Machine-learning models can carry on with similar biases that human decision-makers tend to accumulate over time
By Kiran N. Kumar
An MIT study published in March 2022 showed that a machine-learning model, even trained using an unbalanced dataset, can reach unfair predictions, especially if the dataset contains far more images of people with lighter skin than people with darker skin.
MIT researchers have also found that machine-learning models that are popular for image recognition tasks actually encode bias when trained on unbalanced data and this bias persists and is impossible to fix later on, even when re-training the model with a balanced dataset.
So, the researchers came up with a technique to introduce fairness directly into the model’s internal representation to produce fair outputs even if it is trained on unfair data. It reduced the bias in downstream tasks like facial recognition and animal species classification.
Read: GoodWill ransomware dons Robinhood hat (June 1, 2022)
“In machine learning, it is common to blame the data for bias in models.
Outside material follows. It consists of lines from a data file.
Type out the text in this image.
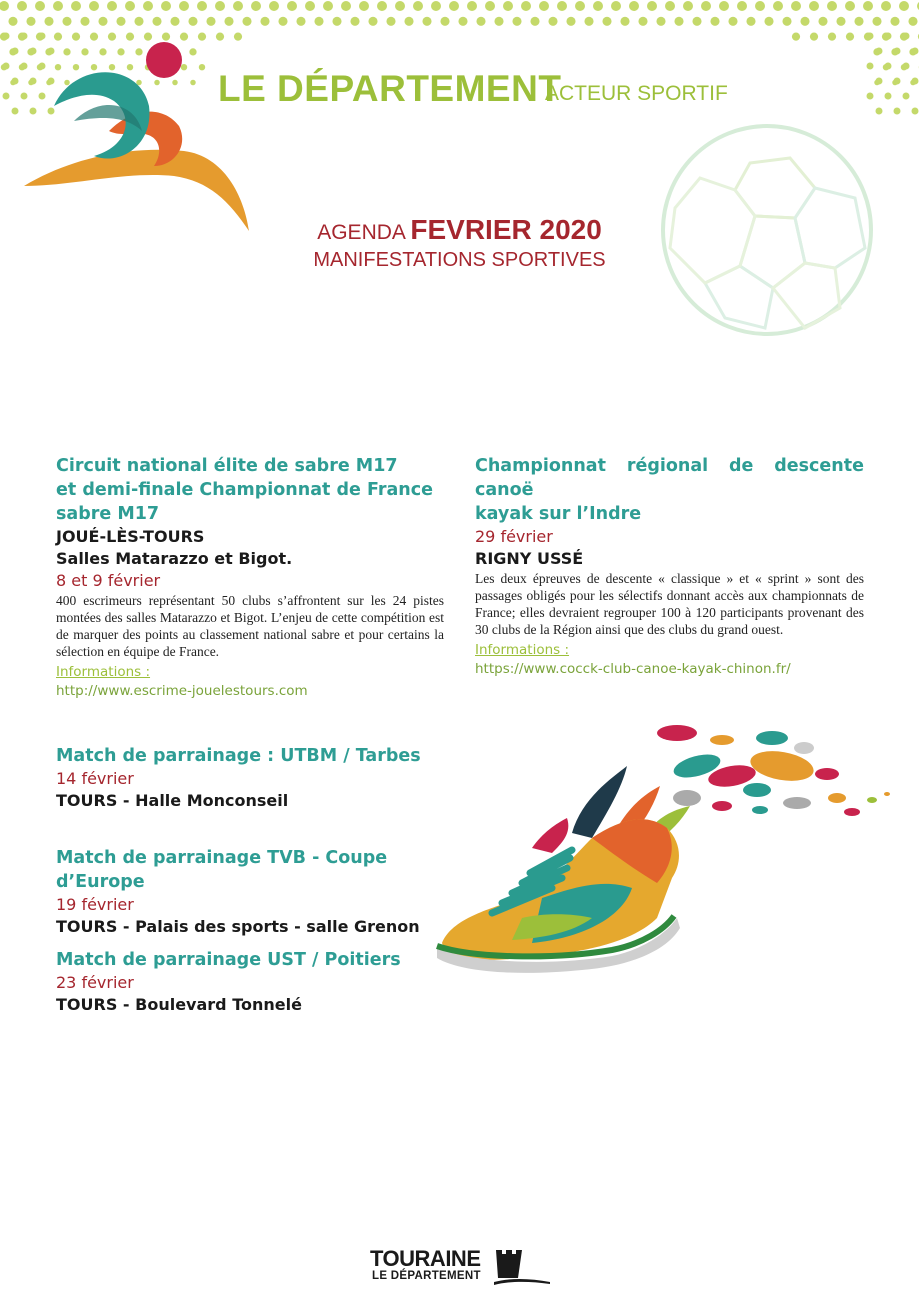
LE DÉPARTEMENT
ACTEUR SPORTIF
AGENDA FEVRIER 2020
MANIFESTATIONS SPORTIVES
Circuit national élite de sabre M17
et demi-finale Championnat de France
sabre M17
JOUÉ-LÈS-TOURS
Salles Matarazzo et Bigot.
8 et 9 février
400 escrimeurs représentant 50 clubs s’affrontent sur les 24 pistes montées des salles Matarazzo et Bigot. L’enjeu de cette compétition est de marquer des points au classement national sabre et pour certains la sélection en équipe de France.
Informations :
http://www.escrime-jouelestours.com
Championnat régional de descente canoë
kayak sur l’Indre
29 février
RIGNY USSÉ
Les deux épreuves de descente « classique » et « sprint » sont des passages obligés pour les sélectifs donnant accès aux championnats de France; elles devraient regrouper 100 à 120 participants provenant des 30 clubs de la Région ainsi que des clubs du grand ouest.
Informations :
https://www.cocck-club-canoe-kayak-chinon.fr/
Match de parrainage : UTBM / Tarbes
14 février
TOURS - Halle Monconseil
Match de parrainage TVB - Coupe d’Europe
19 février
TOURS - Palais des sports - salle Grenon
Match de parrainage UST / Poitiers
23 février
TOURS - Boulevard Tonnelé
TOURAINE
LE DÉPARTEMENT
But we don’t always have balanced data. So, we need to come up with methods that actually fix the problem,” says lead author Natalie Dullerud, a graduate student in the Healthy Machine Learning (ML) Group of the Computer Science and Artificial Intelligence Laboratory (CSAIL) at MIT.
Using the example of facial recognition, the metric will be unfair if it is more likely to embed individuals with darker-skinned faces closer to each other even if they are not related or the same person. The gap is not similar when it was dealing with people with lighter-skinned faces.
“This is quite scary because it is a very common practice for companies to release these embedding models and then people fine tune them for some downstream classification task,” Dullerud says. He emphasizes that even if a user retrains the model on a balanced dataset, there are still performance gaps of at least 20%.
Another MIT study found recently that the explanation methods in machine-learning models can be less accurate and carry on with similar biases that human decision-makers tend to accumulate over a period of time.
They found many ML models, used in safety-critical settings like healthcare, college admissions, and justice system, have shown that human decisions can become more accurate when assisted by such models.
But these two major MIT studies have questioned the use of explanation methods and whether to trust machine-learning model predictions for accuracy, especially for disadvantaged subgroups.
When MIT researchers took a hard look at the fairness of some widely used explanation methods, they found that the approximation quality can vary dramatically between subgroups and that the quality is often significantly lower for minoritized subgroups.
It means that if the approximation quality is lower for female applicants, the model’s predictions could lead a law college admissions officer to wrongly reject more women than men.
Once the MIT researchers saw how pervasive these fairness gaps are, they tried several techniques to level the playing field. They were able to shrink some gaps, but couldn’t eradicate them.
“What this means in the real-world is that people might incorrectly trust predictions more for some subgroups than for others,” says lead author of the study, [https://arxiv.org/pdf/2205.03295.pdf] Aparna Balagopalan, a graduate student in the Healthy ML group of the MIT Computer Science and Artificial Intelligence Laboratory (CSAIL).
“So, improving explanation models is important, but communicating the details of these models to end users is equally important,” she says. “These gaps exist, so users may want to adjust their expectations as to what they are getting when they use these explanations,”
But the researchers found clear fidelity gaps for all datasets and explanation models. The fidelity for disadvantaged groups was often much lower, up to 21% in some instances.
The law school dataset had a fidelity gap of 7% between race subgroups. If there are 10,000 applicants from these subgroups in the dataset, for example, a significant portion could be wrongly rejected, Balagopalan explains.
Co-author of the study Marzyeh Ghassemi, an assistant professor and head of the Healthy ML Group emphasized the anomaly saying, “I was surprised by how pervasive these fidelity gaps are in all the datasets we evaluated.”
“It is hard to overemphasize how commonly explanations are used as a ‘fix’ for black-box machine-learning models. In this paper, we are showing that the explanation methods themselves are imperfect approximations that may be worse for some subgroups.”
Read: Biases in Machine Learning (June 26, 2020)
After identifying fidelity gaps, the researchers trained the explanation models to identify regions of a dataset that could be prone to low fidelity. The re-training strategies did reduce some fidelity gaps but they didn’t eliminate them entirely, found the researchers.
When they further probed, they found to their surprise that an explanation model might indirectly use protected group information, like sex or race, that it could learn from the dataset, even if group labels are hidden.
As more such studies are coming into light, Balagopalan has some words of warning for machine-learning users. “Choose the explanation model carefully. But even more importantly, think carefully about the goals of using an explanation model and who it eventually affects,” she says.